Did you know? Your mutual funds are being renamed

The first list of scheme re-categorisation is out and fancy names are being dropped. The scheme names would now better reflect what your scheme is all about

As we speak, your fund house is either recategorising your mutual fund scheme or has already done it. In other words, if you invest in a large-cap fund, it would look like a large-cap fund, instead of anything else, going ahead too. If you invest in a corporate bond fund, it would not take unnecessary credit risk and invest in low-rated debt instruments. All this is part of an exercise that the capital market regulator, Securities and Exchange Board of India (Sebi) started in October 2017 when it came out with a list of 36 categories for mutual funds, defined these categories, and told all mutual funds to realign their schemes and their underlying portfolios to these new categories.

The first list of scheme re-categorisation is out and fancy names are being dropped. A side effect—and a much desired one—of this exercise is that the scheme names would now better reflect what your scheme is all about. So, what has changed? Words like ‘prudence’ and ‘opportunities’ have to be used sparingly now, and preferably not used at all. For instance, Mirae Asset Prudence fund—a balanced fund—is now called Mirae Asset Hybrid-Equity fund. IDBI Prudence Fund will also now be called IDBI Hybrid Equity Fund.

Typically, fund houses give the name ‘prudence’ to their balanced funds—perhaps after HDFC Prudence Fund (HPF), India’s largest balanced fund with assets of nearly Rs40,000 crore. It is not yet clear as to what HPF will be called; the fund house declined to comment as its proposal is lying with Sebi, pending approval. 

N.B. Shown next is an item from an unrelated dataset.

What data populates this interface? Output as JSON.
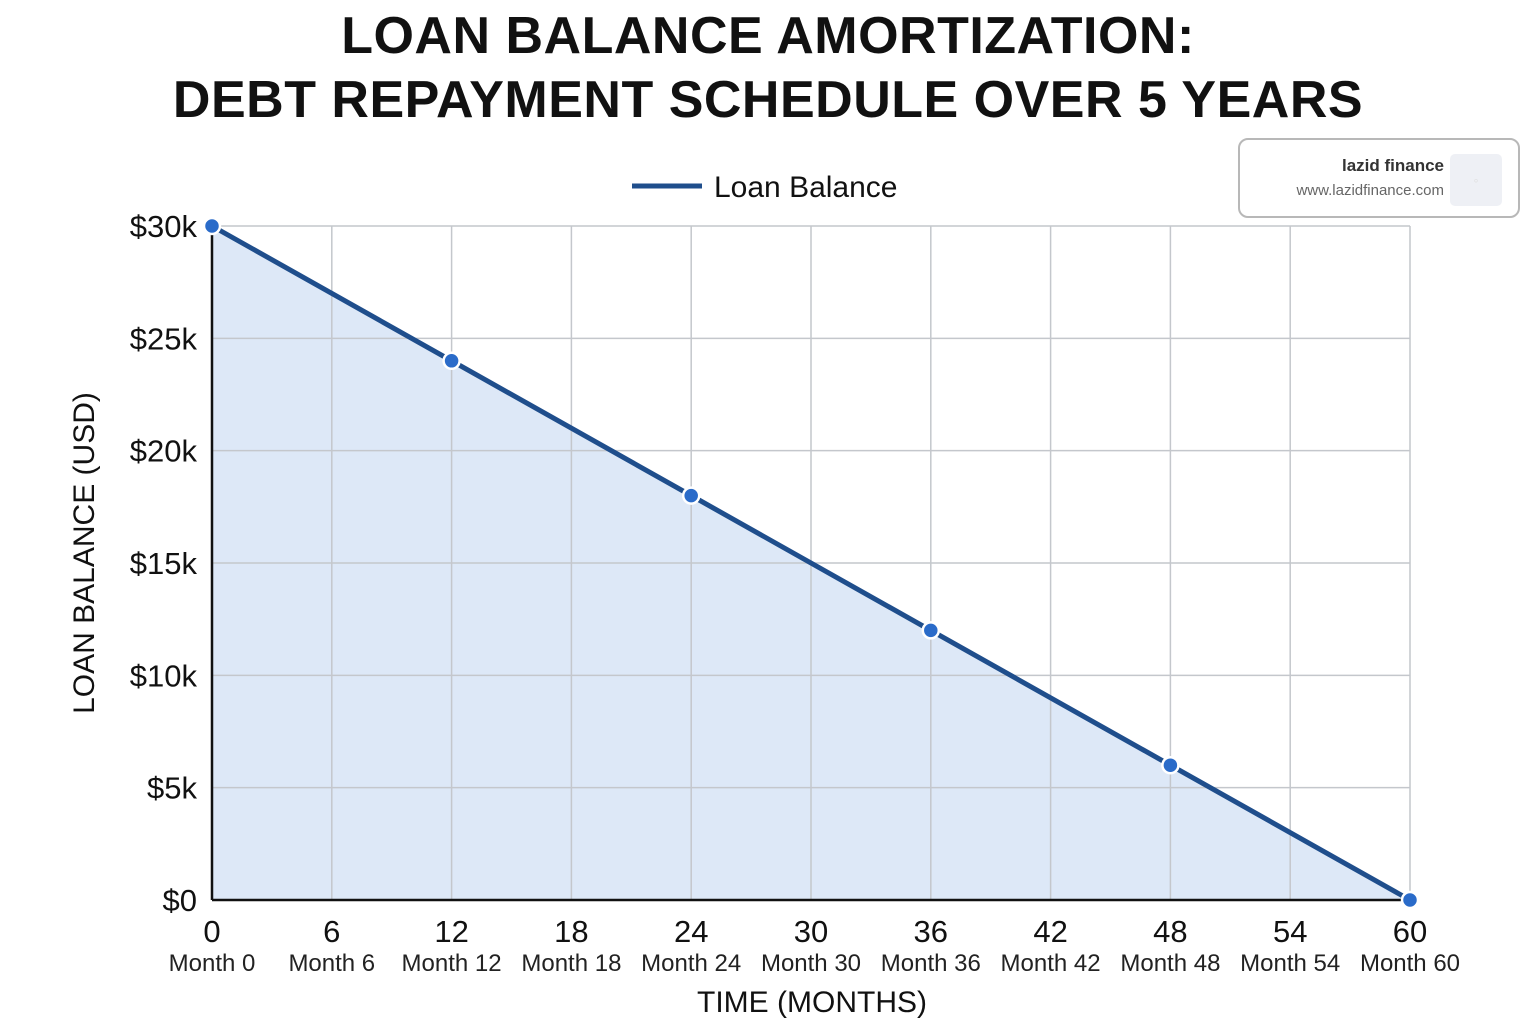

The word ‘opportunities’ would also be used sparingly now. For instance, if your multi-cap fund was called an ‘opportunities’ fund, it would now need to drop this word from its name. Mirae Asset India Opportunities Fund is now called Mirae Asset India Equity Fund.

Mint reached out to Sebi on these issues but it was not available for comments. However, mutual fund industry officials familiar with Sebi’s functioning told us that Sebi is not comfortable with the word ‘opportunities’ being used for multi-cap funds. However, it appears to be okay with a mid-cap scheme calling itself a ‘mid-cap opportunities fund’. That way, at least you would know what the fund is all about, that it is a mid-cap fund. 

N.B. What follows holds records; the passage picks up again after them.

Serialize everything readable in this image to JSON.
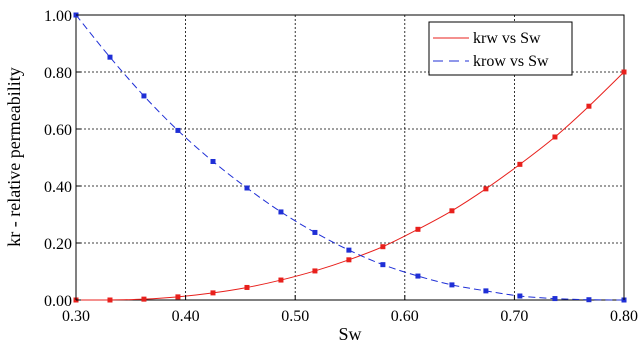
{
  "chart_data": {
    "type": "line",
    "title": "",
    "xlabel": "Sw",
    "ylabel": "kr - relative permeability",
    "xlim": [
      0.3,
      0.8
    ],
    "ylim": [
      0.0,
      1.0
    ],
    "x_ticks": [
      0.3,
      0.4,
      0.5,
      0.6,
      0.7,
      0.8
    ],
    "x_tick_labels": [
      "0.30",
      "0.40",
      "0.50",
      "0.60",
      "0.70",
      "0.80"
    ],
    "y_ticks": [
      0.0,
      0.2,
      0.4,
      0.6,
      0.8,
      1.0
    ],
    "y_tick_labels": [
      "0.00",
      "0.20",
      "0.40",
      "0.60",
      "0.80",
      "1.00"
    ],
    "grid": true,
    "legend_position": "top-right",
    "x": [
      0.3,
      0.331,
      0.362,
      0.393,
      0.425,
      0.456,
      0.487,
      0.518,
      0.549,
      0.58,
      0.612,
      0.643,
      0.674,
      0.705,
      0.737,
      0.768,
      0.8
    ],
    "series": [
      {
        "name": "krw vs Sw",
        "color": "#e8201c",
        "marker": "square",
        "line_style": "solid",
        "values": [
          0.0,
          0.0,
          0.003,
          0.011,
          0.025,
          0.044,
          0.07,
          0.102,
          0.141,
          0.187,
          0.248,
          0.313,
          0.39,
          0.476,
          0.572,
          0.68,
          0.8
        ]
      },
      {
        "name": "krow vs Sw",
        "color": "#1f2fd6",
        "marker": "square",
        "line_style": "dashed",
        "values": [
          1.0,
          0.852,
          0.716,
          0.595,
          0.486,
          0.393,
          0.309,
          0.237,
          0.175,
          0.124,
          0.084,
          0.053,
          0.032,
          0.014,
          0.005,
          0.001,
          0.0
        ]
      }
    ]
  }
}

Further, now a debt fund that invests in low-rated papers to get an extra kicker in returns, cannot be called an ‘opportunities’ fund. DSP BlackRock Income Opportunities fund has changed its name to DSP BlackRock Credit Risk fund. If a fund takes credit risk, then that is what the fund’s name should reflect, the official quoted above told us, and not by “any other fancy name." 

Another word that some mutual funds may now have to drop, it appears, is ‘advantage.’ Some schemes used to have this word in their name that gave the impression that they could either be superior or better-performing than their peers. Of course, none used to guarantee any performance; it was just a fancy-sounding name.

That’s going to change too. Edelweiss Large Cap Advantage fund is now called Edelweiss Large Cap fund. Similarly, Edelweiss Equity Saving Advantage Fund is now Edelweiss Equity Saving Fund.